In addition to demographic, diagnostic, clinical, and treatment-related data, consensus was reached on clinical outcome measures that would help evaluate the efficacy of therapeutic approaches. The MG-ADL score and the clinician-reported MGFA-D emerged as the mandatory severity measures to be collected, while other scores, such as the QMG score, MGC-score, and MGFA-CS, were classified as OD. The MG-ADL score is an essential tool for assessing the impact of treatment on a patient’s ability to perform daily activities and has been widely used as a primary outcome measure in clinical trials. A 2-point improvement in this score is generally considered clinically significant [48]. However, it has limitations, including its inability to capture the burden of treatment side effects, administration constraints, and several unassessed symptoms of MG [38]. Additionally, patients experiencing severe MG crises may be unable to complete the form. Fatigue, a core symptom of MG, is not directly measured by the MG-ADL.

Despite proposing various scores to measure fatigue (FSS, PROMIS Fatigue), none were retained in the final dataset, highlighting the need for a more specific and simple measure of fatigue for routine use in MG. Similarly, pain and anxiety, frequently reported by MG patients, were not included in the final dataset, despite advocacy from patient associations. While these symptoms can significantly impact quality of life, no validated measures were agreed upon. An indirect assessment of these symptoms may be obtained from the MG-QoL15r, which was included as OD in the final dataset.

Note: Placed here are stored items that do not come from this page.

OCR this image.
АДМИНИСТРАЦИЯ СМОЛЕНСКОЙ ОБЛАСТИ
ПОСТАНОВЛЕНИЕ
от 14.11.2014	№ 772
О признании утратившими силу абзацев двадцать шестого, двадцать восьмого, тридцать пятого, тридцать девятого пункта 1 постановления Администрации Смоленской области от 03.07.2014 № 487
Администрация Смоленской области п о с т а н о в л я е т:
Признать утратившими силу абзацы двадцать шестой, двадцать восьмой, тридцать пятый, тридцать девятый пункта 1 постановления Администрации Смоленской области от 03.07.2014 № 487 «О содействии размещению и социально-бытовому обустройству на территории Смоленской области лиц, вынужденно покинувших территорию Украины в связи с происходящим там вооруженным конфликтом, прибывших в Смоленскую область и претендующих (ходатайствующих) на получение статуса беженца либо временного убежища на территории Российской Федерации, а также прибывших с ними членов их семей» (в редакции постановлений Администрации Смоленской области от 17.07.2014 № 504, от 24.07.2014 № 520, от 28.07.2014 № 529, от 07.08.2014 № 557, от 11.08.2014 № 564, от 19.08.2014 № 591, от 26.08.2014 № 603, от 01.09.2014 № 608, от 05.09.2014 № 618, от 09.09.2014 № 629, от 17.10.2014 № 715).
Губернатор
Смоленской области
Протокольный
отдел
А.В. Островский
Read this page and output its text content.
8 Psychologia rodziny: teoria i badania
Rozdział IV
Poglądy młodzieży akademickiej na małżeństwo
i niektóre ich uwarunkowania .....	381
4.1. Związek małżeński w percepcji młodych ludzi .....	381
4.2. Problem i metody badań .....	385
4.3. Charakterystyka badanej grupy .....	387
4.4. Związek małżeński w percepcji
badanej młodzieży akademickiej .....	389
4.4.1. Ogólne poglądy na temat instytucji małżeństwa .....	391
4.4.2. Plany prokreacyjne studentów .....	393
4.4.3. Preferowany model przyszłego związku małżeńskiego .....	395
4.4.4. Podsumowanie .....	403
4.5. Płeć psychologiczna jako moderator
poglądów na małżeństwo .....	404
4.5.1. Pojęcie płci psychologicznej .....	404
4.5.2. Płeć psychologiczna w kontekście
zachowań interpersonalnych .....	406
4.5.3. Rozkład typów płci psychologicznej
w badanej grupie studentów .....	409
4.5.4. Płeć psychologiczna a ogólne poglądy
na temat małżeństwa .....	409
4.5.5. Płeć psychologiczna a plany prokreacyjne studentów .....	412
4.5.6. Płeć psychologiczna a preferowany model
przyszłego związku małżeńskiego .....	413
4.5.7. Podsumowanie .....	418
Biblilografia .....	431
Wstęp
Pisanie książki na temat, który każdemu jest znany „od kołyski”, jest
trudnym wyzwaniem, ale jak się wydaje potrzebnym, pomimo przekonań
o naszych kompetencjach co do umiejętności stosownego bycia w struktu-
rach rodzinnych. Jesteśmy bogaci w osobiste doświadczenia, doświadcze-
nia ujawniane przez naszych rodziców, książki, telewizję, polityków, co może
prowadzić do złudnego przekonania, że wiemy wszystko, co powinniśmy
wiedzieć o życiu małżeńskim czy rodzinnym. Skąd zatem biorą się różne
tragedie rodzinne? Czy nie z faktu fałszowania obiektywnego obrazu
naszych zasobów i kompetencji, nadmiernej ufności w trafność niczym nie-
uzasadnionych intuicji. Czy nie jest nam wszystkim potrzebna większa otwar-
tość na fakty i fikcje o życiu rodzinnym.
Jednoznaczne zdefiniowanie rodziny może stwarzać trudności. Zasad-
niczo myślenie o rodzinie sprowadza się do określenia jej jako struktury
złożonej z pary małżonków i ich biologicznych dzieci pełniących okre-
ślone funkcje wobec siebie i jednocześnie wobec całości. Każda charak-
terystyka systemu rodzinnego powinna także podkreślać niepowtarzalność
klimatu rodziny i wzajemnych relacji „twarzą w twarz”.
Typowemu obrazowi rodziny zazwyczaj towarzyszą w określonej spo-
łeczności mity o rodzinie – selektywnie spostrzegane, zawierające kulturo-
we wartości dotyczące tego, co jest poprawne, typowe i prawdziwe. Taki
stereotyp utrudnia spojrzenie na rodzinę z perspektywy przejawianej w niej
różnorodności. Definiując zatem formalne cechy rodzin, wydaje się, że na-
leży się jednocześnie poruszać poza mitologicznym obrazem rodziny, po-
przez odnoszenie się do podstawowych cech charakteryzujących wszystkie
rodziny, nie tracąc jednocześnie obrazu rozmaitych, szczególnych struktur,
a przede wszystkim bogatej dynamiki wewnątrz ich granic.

Given the importance of comparing the efficacy and safety of different MG therapies, all data related to MG treatments (i.e. class, name and dosage) were included in the final dataset as OD. However, detailed information on non-MG-related pharmacological therapies and non-pharmacological treatments (e.g. physiotherapy, psychological support) were excluded. Although concurrent therapies are important for minimizing risks such as polypharmacy and for optimizing care, it was determined that these data should be captured through hospital records. The expert panel also agreed to include certain comorbidities as OD, particularly those most frequently associated with MG or impacting on treatment decisions. Several Delphi rounds were conducted to finalize the selection of comorbidities, resulting in the exclusion of psychiatric, gastrointestinal, and ophthalmological conditions due to concerns about the registry’s length.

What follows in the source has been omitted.